While undergoing this form of therapy, a client is instructed to recognise their sense of being and to see themselves as separate from their thoughts and moods. This disconnect allows a client to become liberated from obsessive thought patterns that often replay the same negative messages over and over. Rather than being forced to live the mood, the client gains an awareness of the separation and begins to understand that they are in the present moment and the mood is actively existing, albeit at the same time, but not in the same dimension. This insight affords the client the opportunity to heal themselves by interjecting positive thoughts and responses to the moods in order to disarm them.
Participants are armed with knowledge regarding depression as an illness, and are given additional tools to combat their depressive symptoms as they arise. This form of therapy is often used in conjunction with other therapies and treatments in order to facilitate a complete and rapid progression to healing. Clients who use this technique will often be able to revert to these methods in times of distress or when they are faced with situations that cause them to lose their sense of separation from their thoughts.

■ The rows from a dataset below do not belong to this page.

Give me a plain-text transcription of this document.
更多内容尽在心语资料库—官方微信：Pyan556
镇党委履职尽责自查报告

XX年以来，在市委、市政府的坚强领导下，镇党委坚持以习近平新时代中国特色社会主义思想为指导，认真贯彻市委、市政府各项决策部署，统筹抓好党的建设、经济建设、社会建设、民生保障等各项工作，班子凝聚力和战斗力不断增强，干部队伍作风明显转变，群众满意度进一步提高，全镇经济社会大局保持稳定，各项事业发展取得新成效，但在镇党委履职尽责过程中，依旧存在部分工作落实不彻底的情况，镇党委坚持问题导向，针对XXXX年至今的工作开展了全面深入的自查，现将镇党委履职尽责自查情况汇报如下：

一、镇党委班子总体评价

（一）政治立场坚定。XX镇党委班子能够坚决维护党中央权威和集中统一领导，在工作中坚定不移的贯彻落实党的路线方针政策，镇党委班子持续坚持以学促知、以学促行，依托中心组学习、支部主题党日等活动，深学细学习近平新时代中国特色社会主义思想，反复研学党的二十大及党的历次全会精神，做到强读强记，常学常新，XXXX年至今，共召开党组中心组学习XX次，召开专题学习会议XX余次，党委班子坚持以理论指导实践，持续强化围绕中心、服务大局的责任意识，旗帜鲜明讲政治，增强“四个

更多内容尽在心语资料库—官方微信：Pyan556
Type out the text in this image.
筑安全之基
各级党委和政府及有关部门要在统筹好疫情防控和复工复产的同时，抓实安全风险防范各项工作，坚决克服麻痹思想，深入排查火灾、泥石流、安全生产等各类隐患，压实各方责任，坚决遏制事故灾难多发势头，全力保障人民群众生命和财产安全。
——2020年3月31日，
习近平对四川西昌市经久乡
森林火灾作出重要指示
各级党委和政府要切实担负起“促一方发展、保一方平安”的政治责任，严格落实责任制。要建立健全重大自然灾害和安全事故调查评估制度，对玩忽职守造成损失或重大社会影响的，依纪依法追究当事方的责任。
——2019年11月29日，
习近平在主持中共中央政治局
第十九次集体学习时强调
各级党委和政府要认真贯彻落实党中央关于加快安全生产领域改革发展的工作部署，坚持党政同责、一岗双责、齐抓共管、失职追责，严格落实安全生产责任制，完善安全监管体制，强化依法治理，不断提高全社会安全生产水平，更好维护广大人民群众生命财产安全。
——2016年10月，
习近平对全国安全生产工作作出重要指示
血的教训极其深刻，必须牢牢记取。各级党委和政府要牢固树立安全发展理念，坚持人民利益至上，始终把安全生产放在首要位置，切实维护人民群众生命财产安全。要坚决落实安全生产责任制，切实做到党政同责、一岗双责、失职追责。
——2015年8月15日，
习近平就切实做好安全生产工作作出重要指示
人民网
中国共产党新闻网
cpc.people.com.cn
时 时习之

Mindfulness Based Cognitive Therapy (MBCT) training is available through a number of resources and is offered as a single day workshop or several day retreat. The purpose of the training is to provide practice of the mindfulness meditation technique, application of the method and integration of mindfulness with the tools used in cognitive therapy. Training emphasizes the importance of the clinician’s own meditative experience and the self-awareness they gain from it. This discovery equips clinicians with the knowledge and skills necessary to help clients unlock their own inner wisdom through the practice of mindfulness. Training programs encompass a variety of activities, including role playing, lectures, yoga, meditation, group classes and sustained periods of silence.